2016年6月18日 星期六

Personal Financial Planning (PFP) and Investments

[1] ROI - the profit earned on an investment; + or -.
- Risks: firm-specific risk (can be diversified) and market risk (cannot be diversified).

[2] Risk/Return relationship.
- Higher the risk > the higher the return.
- However, the higher risks of investments do not necessarily bring higher returns.

[3] Risk/Return trade-offs:
- Bank deposit (lowest), Bond/Debentures (higher), Stocks (highest).

[4] Risk diversification is very important to every investor.

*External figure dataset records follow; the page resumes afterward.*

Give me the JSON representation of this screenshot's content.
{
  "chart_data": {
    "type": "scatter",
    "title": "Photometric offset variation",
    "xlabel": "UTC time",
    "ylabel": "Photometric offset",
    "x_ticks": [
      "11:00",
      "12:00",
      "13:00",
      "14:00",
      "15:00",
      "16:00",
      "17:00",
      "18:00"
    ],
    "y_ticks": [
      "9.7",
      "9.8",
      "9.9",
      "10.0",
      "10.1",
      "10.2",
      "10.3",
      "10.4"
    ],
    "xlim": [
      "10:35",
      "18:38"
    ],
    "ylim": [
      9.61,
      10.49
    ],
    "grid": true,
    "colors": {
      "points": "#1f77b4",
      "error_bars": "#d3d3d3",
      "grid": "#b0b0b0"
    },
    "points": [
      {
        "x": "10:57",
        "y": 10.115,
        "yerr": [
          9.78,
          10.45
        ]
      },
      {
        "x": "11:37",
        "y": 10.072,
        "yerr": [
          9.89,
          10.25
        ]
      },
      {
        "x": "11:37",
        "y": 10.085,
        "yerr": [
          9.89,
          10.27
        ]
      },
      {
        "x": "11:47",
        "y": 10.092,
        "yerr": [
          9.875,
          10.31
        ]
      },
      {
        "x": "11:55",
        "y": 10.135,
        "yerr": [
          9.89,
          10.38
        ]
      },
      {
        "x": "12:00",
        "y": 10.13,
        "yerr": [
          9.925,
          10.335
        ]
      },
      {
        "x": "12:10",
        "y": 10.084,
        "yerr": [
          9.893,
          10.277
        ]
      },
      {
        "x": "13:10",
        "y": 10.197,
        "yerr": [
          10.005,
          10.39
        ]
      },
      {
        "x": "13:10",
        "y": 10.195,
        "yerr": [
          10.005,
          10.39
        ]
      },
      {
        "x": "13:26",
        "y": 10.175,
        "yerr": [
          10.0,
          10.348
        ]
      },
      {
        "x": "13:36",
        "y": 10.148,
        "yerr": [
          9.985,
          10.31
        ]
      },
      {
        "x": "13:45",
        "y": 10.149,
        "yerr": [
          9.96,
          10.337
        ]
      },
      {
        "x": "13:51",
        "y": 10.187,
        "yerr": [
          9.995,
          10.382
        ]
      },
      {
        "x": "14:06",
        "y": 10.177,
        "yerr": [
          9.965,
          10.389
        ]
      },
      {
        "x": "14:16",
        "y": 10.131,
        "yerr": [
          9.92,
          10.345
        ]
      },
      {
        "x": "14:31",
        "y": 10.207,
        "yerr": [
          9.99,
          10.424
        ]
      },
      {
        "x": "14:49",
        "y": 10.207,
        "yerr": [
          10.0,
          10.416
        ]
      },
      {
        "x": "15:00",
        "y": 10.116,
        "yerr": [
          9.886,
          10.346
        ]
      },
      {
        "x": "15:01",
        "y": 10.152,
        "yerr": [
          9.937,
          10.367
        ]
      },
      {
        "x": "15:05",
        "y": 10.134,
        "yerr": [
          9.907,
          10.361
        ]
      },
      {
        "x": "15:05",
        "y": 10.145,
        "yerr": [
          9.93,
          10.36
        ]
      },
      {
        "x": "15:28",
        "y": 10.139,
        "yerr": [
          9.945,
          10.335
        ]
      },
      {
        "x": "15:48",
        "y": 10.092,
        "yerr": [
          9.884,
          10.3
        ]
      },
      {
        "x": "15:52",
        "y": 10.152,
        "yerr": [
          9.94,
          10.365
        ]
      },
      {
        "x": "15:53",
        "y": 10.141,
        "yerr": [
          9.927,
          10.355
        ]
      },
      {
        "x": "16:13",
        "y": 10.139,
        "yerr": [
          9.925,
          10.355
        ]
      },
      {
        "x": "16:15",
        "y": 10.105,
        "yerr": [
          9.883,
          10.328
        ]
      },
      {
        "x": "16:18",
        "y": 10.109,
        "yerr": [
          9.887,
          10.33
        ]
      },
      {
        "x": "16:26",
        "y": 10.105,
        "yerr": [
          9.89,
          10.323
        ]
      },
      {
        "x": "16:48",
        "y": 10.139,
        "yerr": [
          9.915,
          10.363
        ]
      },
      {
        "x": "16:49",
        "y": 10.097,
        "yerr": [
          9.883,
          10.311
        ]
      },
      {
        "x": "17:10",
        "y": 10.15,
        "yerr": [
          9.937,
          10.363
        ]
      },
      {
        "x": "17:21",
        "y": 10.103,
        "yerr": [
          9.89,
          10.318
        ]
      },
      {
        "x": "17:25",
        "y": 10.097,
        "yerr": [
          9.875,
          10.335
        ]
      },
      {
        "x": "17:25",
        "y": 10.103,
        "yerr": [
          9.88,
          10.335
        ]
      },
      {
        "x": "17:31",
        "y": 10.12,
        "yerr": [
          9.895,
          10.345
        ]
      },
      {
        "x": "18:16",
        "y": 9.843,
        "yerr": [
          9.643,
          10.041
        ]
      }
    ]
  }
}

Different investment products that are not correlated in their portfolio.

[5] PFP aims to help individuals:
- achieve financial goals in life, avoid financial mistakes, maintain living standards.

[6] Life cycle is an important concept in PFP. Individuals usually have different financial needs, priorities and objectives at different life stages that typically young single, just married, married with young children, married with older children, pre-retirement and retirement.

[7] MPF scheme
Employee Rights:
- Join the employer's MPF scheme. Make voluntary contributions to the sheme. Withdraw the accrued benefits at age 65.
- Employee Responsibilities: Contribute 5% monthly relevant income to the scheme. Bear the investment risk. Choose MPF funds according to their risk tolerance level.